Le starets Zosime parut, en compagnie d’un novice et d’Aliocha. Les religieux se levèrent, lui firent une profonde révérence, les doigts touchant la terre, reçurent sa bénédiction et lui baisèrent la main. À chacun d’eux, le starets répondit par une révérence pareille, les doigts touchant la terre, leur demandant à son tour leur bénédiction. Cette cérémonie, empreinte d’un grand sérieux et n’ayant rien de l’étiquette banale, respirait une sorte d’émotion. Cependant Mioussov, qui se tenait en avant de ses compagnons, la crut préméditée. Quelles que fussent ses idées, la simple politesse exigeait qu’il s’approchât du starets pour recevoir sa bénédiction, sinon pour lui baiser la main. Il s’y était décidé la veille, mais les révérences et les baisers des moines changèrent sa résolution. Il fit une révérence grave et digne, en homme du monde, et alla s’asseoir. Fiodor Pavlovitch fit la même chose, contrefaisant cette fois-ci Mioussov comme un singe. Le salut d’Ivan Fiodorovitch fut des plus courtois, mais lui aussi tint ses bras le long des hanches. Quant à Kalganov, telle était sa confusion qu’il oublia même de saluer. Le starets laissa retomber sa main prête à les bénir et les invita tous à s’asseoir. Le sang vint aux joues d’Aliocha ; il avait honte ; ses mauvais pressentiments se réalisaient.

Le starets prit place sur un petit divan de cuir – meuble fort ancien – et fit asseoir ses hôtes en face de lui, sur quatre chaises d’acajou, recouvertes d’un cuir fort usé. Les religieux s’installèrent de côté, l’un à la porte, l’autre à la fenêtre. Le séminariste, Aliocha et le novice restèrent debout. La cellule n’était guère vaste et avait l’air fanée. Elle ne contenait que quelques meubles et objets grossiers, pauvres, le strict nécessaire : deux pots de fleurs à la fenêtre ; dans un angle, de nombreuses icônes, dont l’une représentait une Vierge de grandes dimensions, peinte probablement longtemps avant le Raskol1 ; une lampe brûlait devant elle. Non loin, deux autres icônes aux revêtements étincelants, puis deux chérubins sculptés, de petits œufs en porcelaine, un crucifix en ivoire, avec une Mater dolorosa qui l’étreignait, et quelques gravures étrangères, reproductions de grands peintres italiens des siècles passés. Auprès de ces œuvres de prix s’étalaient des lithographies russes à l’usage du peuple, portraits de saints, de martyrs, de prélats, qui se vendent quelques kopeks dans toutes les foires. Mioussov jeta un coup d’œil rapide sur cette imagerie, puis examina le starets. Il se croyait le regard pénétrant, faiblesse excusable, si l’on considère qu’il avait déjà cinquante ans, âge où un homme du monde intelligent et riche se prend davantage au sérieux, parfois même à son insu.
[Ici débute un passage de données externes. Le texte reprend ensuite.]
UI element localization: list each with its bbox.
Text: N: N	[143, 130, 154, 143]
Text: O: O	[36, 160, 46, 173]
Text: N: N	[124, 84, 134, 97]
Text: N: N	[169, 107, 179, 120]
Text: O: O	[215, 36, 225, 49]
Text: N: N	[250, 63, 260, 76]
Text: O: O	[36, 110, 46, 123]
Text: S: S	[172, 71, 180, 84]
Dès l’abord, le starets lui déplut. Il y avait effectivement dans sa figure quelque chose qui eût paru choquant à bien d’autres qu’à Mioussov. C’était un petit homme voûté, les jambes très faibles, âgé de soixante-cinq ans seulement, mais qui paraissait dix ans de plus, à cause de sa maladie. Tout son visage, d’ailleurs fort sec, était sillonné de petites rides, surtout autour des yeux, qu’il avait clairs, pas très grands, vifs et brillants comme deux points lumineux. Il ne lui restait que quelques touffes de cheveux gris sur les tempes ; sa barbe, petite et clairsemée, finissait en pointe ; les lèvres, minces comme deux lanières, souriaient fréquemment ; le nez aigu rappelait un oiseau.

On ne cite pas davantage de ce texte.